Refinancing Activity Hits New Highs – Conditions now in Place for the Housing Market to Turn
Reports have recently been popping up that 30-year fixed mortgage rates in the US have approached 4%. This is a new low for the cycle. Much of the analysis I have read regarding mortgage rates is that they do not matter. The rational goes something like this: since mortgage rates have come down from the time of the financial crisis, and since housing activity and home prices haven’t picked up, mortgage rates don’t matter. The arguments go on to state that not enough people can refinance because of the broken and bogged down mortgage financing system in the US, and the issues with banks. I think this argument is wrong and that the housing market would be much worse than it is now with higher rates, therefore lower rates are making things “less bad”. Eventually they will start leading to market improvement. I believe that is set to begin happening next year.
There are two items which led to a collapse in the US housing market since 2006:
- House prices were too expensive
- Mortgage lending hit a mania which got too many households into an over-valued asset class
House prices being too expensive can be decomposed into a number of factors:
- The home price
- Mortgage rates
- Median Family Incomes
All three items have moved towards improving affordability over the past three years. The National Association of Realtors estimates that housing is now 77% more affordable than it was during the bubble peak in 2006. Here is a chart of housing affordability from NAR going back to that period (note that high numbers mean that housing is more affordable to new buyers):
Here is a chart of mortgage rates for 30-year fixed rate mortgages. The final data for September are not available yet but reports indicate this will drop all the way to the low 4% range.
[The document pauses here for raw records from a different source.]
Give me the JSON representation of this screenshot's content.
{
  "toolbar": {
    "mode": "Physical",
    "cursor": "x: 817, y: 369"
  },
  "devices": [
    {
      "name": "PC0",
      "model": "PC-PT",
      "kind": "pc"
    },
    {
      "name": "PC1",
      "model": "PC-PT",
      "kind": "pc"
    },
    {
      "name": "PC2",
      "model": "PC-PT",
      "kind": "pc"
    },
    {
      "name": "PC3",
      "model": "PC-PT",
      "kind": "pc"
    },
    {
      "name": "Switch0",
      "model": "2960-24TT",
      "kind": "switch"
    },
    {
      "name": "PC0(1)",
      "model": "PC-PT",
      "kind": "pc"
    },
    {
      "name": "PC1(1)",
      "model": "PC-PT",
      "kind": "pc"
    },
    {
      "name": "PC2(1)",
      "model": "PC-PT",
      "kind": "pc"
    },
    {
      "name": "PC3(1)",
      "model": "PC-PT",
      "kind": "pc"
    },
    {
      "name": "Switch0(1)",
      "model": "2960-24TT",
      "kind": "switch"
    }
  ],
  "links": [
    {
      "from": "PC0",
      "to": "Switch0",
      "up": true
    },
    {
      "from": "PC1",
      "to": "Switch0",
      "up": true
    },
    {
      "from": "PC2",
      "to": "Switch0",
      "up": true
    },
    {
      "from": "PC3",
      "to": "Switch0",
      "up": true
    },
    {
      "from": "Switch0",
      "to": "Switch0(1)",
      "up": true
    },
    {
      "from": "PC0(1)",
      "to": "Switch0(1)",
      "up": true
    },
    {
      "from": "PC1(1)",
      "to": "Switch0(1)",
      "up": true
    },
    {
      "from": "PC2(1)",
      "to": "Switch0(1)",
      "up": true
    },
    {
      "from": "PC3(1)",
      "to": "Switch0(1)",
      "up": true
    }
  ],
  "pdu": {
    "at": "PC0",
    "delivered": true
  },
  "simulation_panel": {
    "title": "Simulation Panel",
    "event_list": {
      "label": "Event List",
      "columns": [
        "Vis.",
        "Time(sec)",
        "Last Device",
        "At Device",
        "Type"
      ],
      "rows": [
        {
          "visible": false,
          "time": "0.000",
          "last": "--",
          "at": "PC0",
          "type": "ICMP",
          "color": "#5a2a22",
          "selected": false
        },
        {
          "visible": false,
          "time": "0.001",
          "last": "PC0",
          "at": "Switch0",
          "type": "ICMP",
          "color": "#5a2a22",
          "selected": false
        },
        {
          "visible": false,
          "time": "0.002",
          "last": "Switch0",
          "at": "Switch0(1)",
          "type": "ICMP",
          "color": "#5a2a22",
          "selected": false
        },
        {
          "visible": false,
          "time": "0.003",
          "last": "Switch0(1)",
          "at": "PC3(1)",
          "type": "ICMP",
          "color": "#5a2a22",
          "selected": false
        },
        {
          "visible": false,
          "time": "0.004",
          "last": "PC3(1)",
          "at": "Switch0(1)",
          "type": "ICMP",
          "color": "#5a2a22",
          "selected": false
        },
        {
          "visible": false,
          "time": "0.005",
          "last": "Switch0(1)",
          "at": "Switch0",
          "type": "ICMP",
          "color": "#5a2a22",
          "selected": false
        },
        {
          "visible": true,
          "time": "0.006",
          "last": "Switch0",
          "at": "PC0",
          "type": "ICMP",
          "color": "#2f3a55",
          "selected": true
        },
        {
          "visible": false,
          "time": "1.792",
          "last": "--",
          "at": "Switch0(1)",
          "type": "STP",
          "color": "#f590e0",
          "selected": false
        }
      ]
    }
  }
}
We all know that house prices have come down dramatically and incomes, while disappointing, have been going up tepidly in nominal terms. Getting back to the refinancing side of the equation, it is clear through the MBA refinancing data that refinancing activity is picking up. I created an index of activity back to year-end 2009 and we are at new cycle highs. Some are able to refinance their home.
There are two impacts from the pickup in this activity. The first, and most important, is the cash flow impact. Households are provided the opportunity to cut payments by some 15%-30%. Many households will re-term a 30-yr mortgage from 20, 22, 25 years back out to 30 years which further reduces monthly payments. In an environment where there is very limited net new job creation and limited scope for pay increases, this is quite meaningful to the average household. Obama has been pushing the HARP program to facilitate refinancing approval. I believe there is the potential for lower mortgage rates to impact the economy more than many economists expect.
The second impact is through improving the affordability of housing you increase the value of the housing stock. The wealth effect from housing will play out slowly and over many years. Moreover, even if lower mortgage rates simply get house prices flat, this is a very good thing from a household net worth standpoint relative to 3-4% declines which Case Schiller says we are running at today. Remember many households are leveraged to the value of their home, so 3% house price declines can mean anywhere from a 6%-30% hit to housing related equity (the nest egg).
To conclude, mortgage refinancing activity has picked up and the improvements in affordability will help clear the housing market in the future. Predicting when this will happen is an imprecise science but after a 6-year bear market, new lows in mortgage rates, and a 77% improvement in affordability the housing market is positioned to turn around sometime next year.